Version à imprimer bilingue Version à imprimer unilingue

Question écrite n° 4-7229

de Nele Lijnen (Open Vld) du 17 mars 2010

au vice-premier ministre et ministre des Finances et des Réformes institutionnelles

Indépendants - Conjoint aidant - Statut fiscal - Attribution de plus de 30 % du revenu

conjoint aidant
profession indépendante
impôt des personnes physiques

Chronologie

17/3/2010 Envoi question (Fin du délai de réponse: 15/4/2010 )
15/4/2010 Réponse

Question n° 4-7229 du 17 mars 2010 : (Question posée en néerlandais)

Le conjoint d'un indépendant qui n'exerce aucune activité professionnelle lui ouvrant des droits propres à des allocations de sécurité sociale égales à celles du statut social des indépendants, et qui ne bénéficie pas d'une allocation de sécurité sociale, est présumé être conjoint aidant.

Aujourd'hui, en principe, 30 % du revenu de l'indépendant est attribué au conjoint aidant. Étant donné que le conjoint aidant ne gagne que 30 % du revenu global du ménage et l'indépendant 70 %, le conjoint aidant peut constituer moins de droits à la pension que l'indépendant. Pourtant, un conjoint aidant travaille, dans un grand nombre de cas, autant pour l'entreprise ou s'occupe des enfants afin que l'indépendant puisse consacrer davantage de temps à son travail. Par la suite, lors d'un éventuel divorce, cela pourrait se révéler préjudiciable pour le conjoint aidant.

La possibilité existe, moyennant un accord avec le fisc, d'attribuer 50 % du revenu au conjoint aidant, si les prestations de celui-ci lui donnent manifestement droit à une quotité plus importante. Cela doit cependant être prouvé par le contribuable même et implique toute une discussion avec le fisc. Toutefois, fournir une telle preuve est la dernière chose que le contribuable souhaite et à laquelle il veut consacrer du temps.

Dans ce contexte, j'aimerais obtenir une réponse aux questions suivantes :

1. Le ministre est-il convaincu que l'attribution forfaitaire de 30 % du revenu de l'indépendant au conjoint aidant, quelle que soit sa participation effective à l'activité indépendante, soit un bon système ?

2. Dans combien de cas le fisc a-t-il permis que plus de 30 % du revenu soit attribué au conjoint aidant ?

Réponse reçue le 15 avril 2010 :

L'honorable membre voudra bien trouver ci-après les réponses à ses questions.

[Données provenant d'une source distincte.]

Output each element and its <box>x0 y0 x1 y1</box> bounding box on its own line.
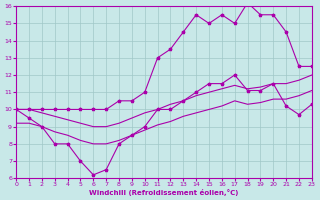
X-axis label: Windchill (Refroidissement éolien,°C): Windchill (Refroidissement éolien,°C) <box>89 189 239 196</box>
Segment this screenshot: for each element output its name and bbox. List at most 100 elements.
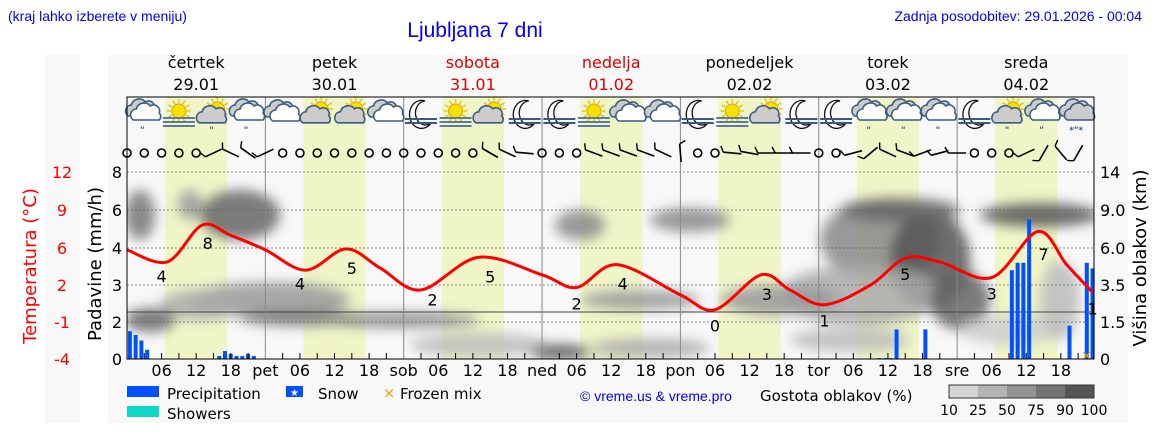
sun-fog-icon bbox=[716, 99, 749, 127]
page-title: Ljubljana 7 dni bbox=[407, 19, 542, 42]
sun-ray bbox=[583, 104, 588, 108]
calm-wind-icon bbox=[831, 148, 841, 158]
x-tick-label: 06 bbox=[566, 361, 586, 380]
wind-barb-icon bbox=[895, 143, 914, 157]
credit-link[interactable]: © vreme.us & vreme.pro bbox=[580, 388, 732, 404]
colorbar-tick-label: 75 bbox=[1027, 403, 1045, 419]
cloud-density-cell bbox=[720, 285, 840, 315]
calm-wind-icon bbox=[139, 148, 150, 158]
calm-wind-icon bbox=[692, 148, 703, 158]
cloud-density-cell bbox=[590, 338, 710, 358]
barb-feather bbox=[857, 155, 865, 160]
day-date: 03.02 bbox=[865, 75, 911, 94]
barb-shaft bbox=[723, 151, 742, 155]
sun-ray bbox=[168, 114, 173, 118]
sun-ray bbox=[587, 100, 591, 105]
calm-wind-icon bbox=[381, 148, 392, 158]
calm-wind-icon bbox=[468, 148, 478, 158]
precip-bar bbox=[1015, 262, 1020, 359]
x-tick-label: sob bbox=[390, 361, 418, 380]
day-name: nedelja bbox=[582, 53, 641, 72]
moon-fog-icon bbox=[404, 99, 437, 130]
colorbar-cell bbox=[978, 385, 1007, 398]
sun-ray bbox=[738, 104, 743, 108]
rain-drops: " bbox=[866, 126, 871, 136]
wind-barb-icon bbox=[788, 146, 811, 154]
barb-shaft bbox=[879, 148, 897, 158]
barb-feather bbox=[199, 152, 206, 158]
barb-shaft bbox=[844, 149, 863, 157]
barb-feather bbox=[239, 141, 243, 148]
cloud-shape bbox=[333, 105, 366, 124]
legend-precipitation-label: Precipitation bbox=[167, 385, 261, 403]
snow-star-icon: ★ bbox=[290, 388, 299, 399]
colorbar-cell bbox=[1007, 385, 1036, 398]
sun-ray bbox=[345, 102, 350, 106]
x-tick-label: 12 bbox=[601, 361, 621, 380]
cloud-shape bbox=[649, 103, 682, 122]
frozen-mix-x-icon: × bbox=[383, 384, 396, 402]
x-tick-label: pet bbox=[252, 361, 278, 380]
wind-barb-icon bbox=[1012, 148, 1035, 158]
sun-ray bbox=[185, 104, 190, 108]
day-name: sreda bbox=[1004, 53, 1048, 72]
wind-barb-icon bbox=[738, 144, 759, 156]
colorbar-cell bbox=[949, 385, 978, 398]
rain-drops: " bbox=[1039, 126, 1044, 136]
wind-barb-icon bbox=[754, 146, 776, 154]
wind-barb-icon bbox=[654, 142, 672, 158]
sun-cloud-icon bbox=[299, 97, 334, 124]
cloud-shape bbox=[195, 105, 228, 124]
colorbar-tick-label: 25 bbox=[969, 403, 987, 419]
wind-barb-icon bbox=[239, 141, 256, 159]
barb-shaft bbox=[896, 149, 914, 157]
calm-wind-icon bbox=[364, 148, 374, 158]
precip-tick-label: 3 bbox=[112, 276, 122, 295]
sun-disc bbox=[724, 103, 740, 119]
calm-wind-icon bbox=[174, 148, 184, 158]
cloud-density-colorbar: 10 25 50 75 90 100 bbox=[940, 384, 1107, 419]
cloud-rain-icon: " bbox=[851, 98, 888, 136]
barb-shaft bbox=[1054, 145, 1068, 161]
day-headers: četrtek 29.01 petek 30.01 sobota 31.01 nedelja… bbox=[168, 53, 1049, 94]
menu-hint[interactable]: (kraj lahko izberete v meniju) bbox=[8, 8, 187, 24]
wind-barb-icon bbox=[251, 148, 274, 158]
temperature-label: 5 bbox=[485, 267, 495, 286]
barb-shaft bbox=[222, 148, 240, 158]
precip-bar bbox=[139, 340, 144, 359]
wind-barb-icon bbox=[1054, 139, 1068, 161]
sun-ray bbox=[735, 100, 739, 105]
barb-shaft bbox=[585, 149, 603, 157]
calm-wind-icon bbox=[433, 148, 444, 158]
sun-ray bbox=[327, 102, 332, 106]
cloud-density-cell bbox=[320, 312, 480, 328]
barb-shaft bbox=[1017, 148, 1035, 158]
rain-drops: *"* bbox=[1069, 126, 1083, 136]
precip-bar bbox=[1009, 270, 1014, 359]
barb-feather bbox=[512, 145, 517, 153]
temperature-tick-label: -1 bbox=[54, 313, 70, 332]
x-tick-label: 12 bbox=[739, 361, 759, 380]
weather-icons-row: " " " " " " " " *"* bbox=[124, 97, 1096, 136]
temperature-label: 1 bbox=[1087, 299, 1097, 318]
x-tick-label: pon bbox=[665, 361, 695, 380]
sun-cloud-icon bbox=[748, 97, 783, 124]
barb-feather bbox=[221, 142, 224, 150]
cloud-density-cell bbox=[410, 333, 550, 357]
cloud-density-cell bbox=[580, 290, 700, 310]
axes: 06 12 18 pet 06 12 18 sob 06 12 18 ned 06 12 18 pon 06 12… bbox=[52, 96, 1125, 380]
calm-wind-icon bbox=[156, 148, 167, 158]
barb-shaft bbox=[1072, 144, 1084, 162]
wind-barb-icon bbox=[199, 148, 222, 158]
sun-ray bbox=[362, 102, 367, 106]
sun-disc bbox=[171, 103, 187, 119]
rain-drops: " bbox=[140, 126, 145, 136]
barb-feather bbox=[1066, 159, 1074, 162]
sun-ray bbox=[172, 100, 176, 105]
day-name: torek bbox=[867, 53, 909, 72]
legend-snow-swatch bbox=[286, 386, 303, 397]
x-tick-label: tor bbox=[807, 361, 830, 380]
rain-drops: " bbox=[901, 126, 906, 136]
sun-ray bbox=[444, 114, 449, 118]
rain-drops: " bbox=[1005, 126, 1010, 136]
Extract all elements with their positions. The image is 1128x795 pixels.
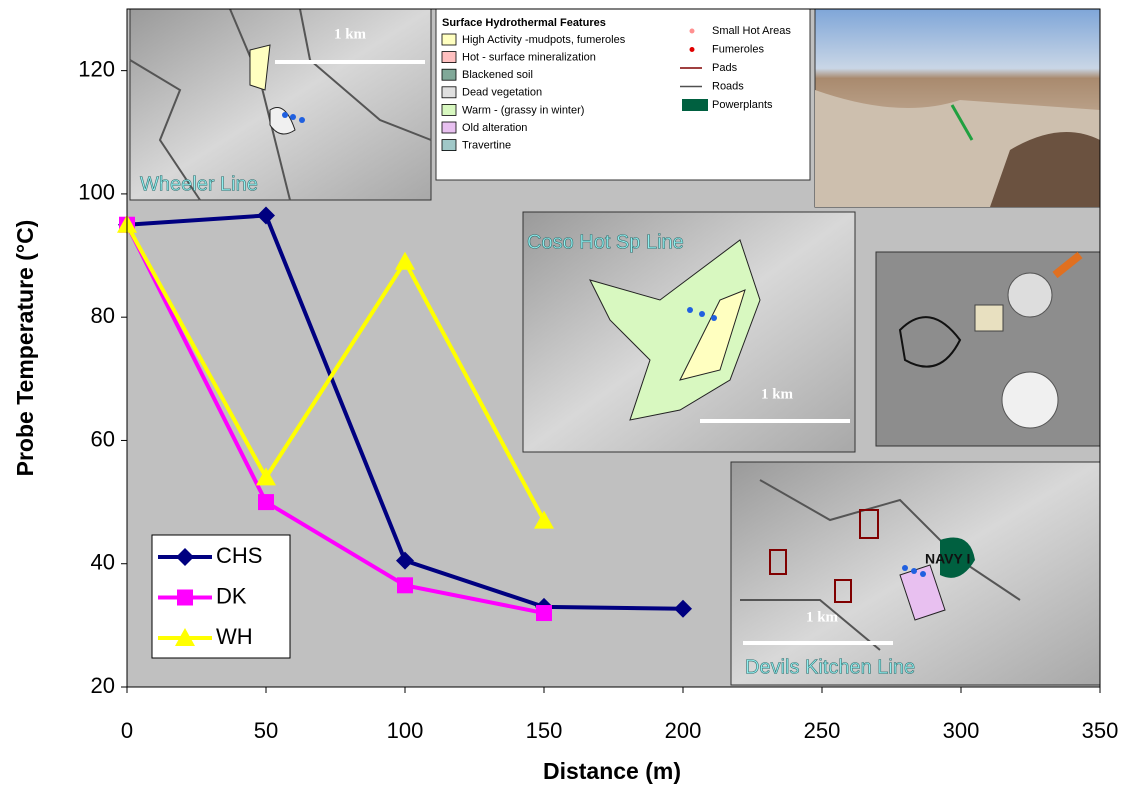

  1. Au préalable, je tiens à signaler qu'en matière d'attribution d'une quote-part des revenus professionnels d'un indépendant à son conjoint aidant, les dispositions légales y relatives (particulièrement les articles 33, alinéa 2 et 86, alinéa 2, du Code des impôts sur les revenus 1992) ne prévoient pas d'attribution forfaitaire de 30 % des revenus de l'indépendant mais bien d'une attribution qui doit correspondre à la rémunération normale des prestations du conjoint aidant, sans qu'elle ne puisse cependant dépasser 30 % des revenus de l'activité professionnelle exercée avec l'aide du conjoint, à moins que les prestations du conjoint aidant lui ouvrent manifestement droit à une quote-part plus importante.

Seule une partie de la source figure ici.